Goldman, desde Asuntos Legales, fue más lejos: sostuvo que el Estado debe garantizar la defensa institucional de policías y penitenciarios “por hechos vinculados al servicio”, justificándolo en los bajos salarios y la imposibilidad de costear abogados privados. Aunque admitió que esa asistencia no debe aplicarse si hay indicios de desvío funcional, inmediatamente relativizó ese criterio: al regir el principio de inocencia, afirmó, es imposible considerarlo hasta que haya condena. En la práctica, la defensa estatal queda asegurada incluso ante graves denuncias de abuso.
La delegación también reivindicó el llamado protocolo antipiquetes, atribuyendo las críticas a una “oposición nostálgica” y señalando como argumento electoral que su autora, Patricia Bullrich, ganó las elecciones en la Ciudad de Buenos Aires. Un razonamiento que difiere del estándar internacional: las obligaciones en materia de derechos humanos no dependen de resultados electorales.
Una reacción sin precedentes
El presidente del Comité recordó en la audiencia que la evaluación se basa en informes múltiples —Estados, organismos públicos, organizaciones civiles, órganos internacionales— y que la tarea se desarrolla con independencia, sin motivaciones políticas.
La respuesta argentina, sin embargo, insistió en cuestionar la legitimidad del Comité, el alcance de sus preguntas y la imparcialidad de sus integrantes.
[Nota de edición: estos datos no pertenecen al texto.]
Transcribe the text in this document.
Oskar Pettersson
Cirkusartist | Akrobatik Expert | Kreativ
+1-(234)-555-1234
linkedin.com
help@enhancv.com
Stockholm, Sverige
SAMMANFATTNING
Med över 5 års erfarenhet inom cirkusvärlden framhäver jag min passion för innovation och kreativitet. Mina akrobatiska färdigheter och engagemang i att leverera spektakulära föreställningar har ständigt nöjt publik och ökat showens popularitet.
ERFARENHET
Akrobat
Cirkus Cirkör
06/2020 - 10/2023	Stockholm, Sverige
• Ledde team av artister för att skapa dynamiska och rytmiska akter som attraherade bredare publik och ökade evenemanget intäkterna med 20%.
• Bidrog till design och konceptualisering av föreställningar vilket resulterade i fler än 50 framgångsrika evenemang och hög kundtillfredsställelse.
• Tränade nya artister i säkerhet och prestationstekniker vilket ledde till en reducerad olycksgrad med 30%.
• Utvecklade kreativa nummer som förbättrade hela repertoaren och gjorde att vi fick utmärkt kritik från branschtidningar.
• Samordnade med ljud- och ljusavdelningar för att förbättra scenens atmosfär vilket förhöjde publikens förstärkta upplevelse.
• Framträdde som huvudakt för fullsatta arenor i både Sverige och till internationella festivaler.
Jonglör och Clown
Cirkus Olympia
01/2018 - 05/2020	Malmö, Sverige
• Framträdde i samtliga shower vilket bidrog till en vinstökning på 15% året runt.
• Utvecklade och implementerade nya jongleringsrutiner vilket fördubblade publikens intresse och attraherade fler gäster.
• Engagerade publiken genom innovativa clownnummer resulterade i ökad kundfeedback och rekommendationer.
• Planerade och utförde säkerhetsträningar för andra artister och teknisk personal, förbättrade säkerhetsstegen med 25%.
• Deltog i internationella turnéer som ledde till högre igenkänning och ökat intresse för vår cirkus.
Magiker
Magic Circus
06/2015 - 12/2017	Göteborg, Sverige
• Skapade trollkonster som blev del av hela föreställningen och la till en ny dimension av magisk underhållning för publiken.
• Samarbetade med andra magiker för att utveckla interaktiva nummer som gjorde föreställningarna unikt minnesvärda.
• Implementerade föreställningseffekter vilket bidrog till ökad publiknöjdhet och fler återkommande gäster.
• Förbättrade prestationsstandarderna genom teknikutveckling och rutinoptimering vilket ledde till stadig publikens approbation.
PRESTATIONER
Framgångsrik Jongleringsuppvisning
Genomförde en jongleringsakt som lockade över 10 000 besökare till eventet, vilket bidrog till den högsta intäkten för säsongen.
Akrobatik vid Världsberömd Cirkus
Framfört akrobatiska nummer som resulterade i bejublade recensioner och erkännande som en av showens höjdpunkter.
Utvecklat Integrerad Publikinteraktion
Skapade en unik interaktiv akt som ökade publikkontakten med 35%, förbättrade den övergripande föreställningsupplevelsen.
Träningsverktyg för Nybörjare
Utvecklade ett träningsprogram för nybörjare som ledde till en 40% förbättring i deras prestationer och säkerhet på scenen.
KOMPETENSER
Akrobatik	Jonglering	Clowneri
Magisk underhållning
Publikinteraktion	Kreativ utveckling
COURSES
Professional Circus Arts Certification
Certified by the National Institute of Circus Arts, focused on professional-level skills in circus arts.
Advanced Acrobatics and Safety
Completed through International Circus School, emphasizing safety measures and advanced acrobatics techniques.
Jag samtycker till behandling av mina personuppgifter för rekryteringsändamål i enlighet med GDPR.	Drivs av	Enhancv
El tono quedó sintetizado en la frase final de Baños, quien afirmó que la Argentina “se sintió atacada”, que el Comité funcionó como “tribunal examinador” y que las preguntas excedieron sus facultades reglamentarias.
La escena sorprendió incluso a observadores con larga experiencia en el ámbito internacional: ningún gobierno argentino desde 1983 había reaccionado con semejante hostilidad ante una revisión del Comité contra la Tortura. Las objeciones del organismo a distintos gobiernos fueron numerosas a lo largo de 40 años, pero jamás habían sido respondidas con negación, descalificación y agresividad diplomática.
El 28 de noviembre, el Comité publicará sus observaciones finales al Estado argentino: un documento clave que evaluará punto por punto el desempeño del país y formulará recomendaciones obligatorias para su cumplimiento.
Luego comenzará el proceso de seguimiento, en el que el organismo controla si el Estado adopta medidas, corrige prácticas y evita nuevas violaciones.
En Argentina, mientras tanto, queda una señal preocupante: la distancia entre los compromisos internacionales y la actitud del gobierno ante el escrutinio sobre violencias institucionales, torturas y graves retrocesos en políticas de memoria. Un retroceso que la comunidad internacional ya tomó nota.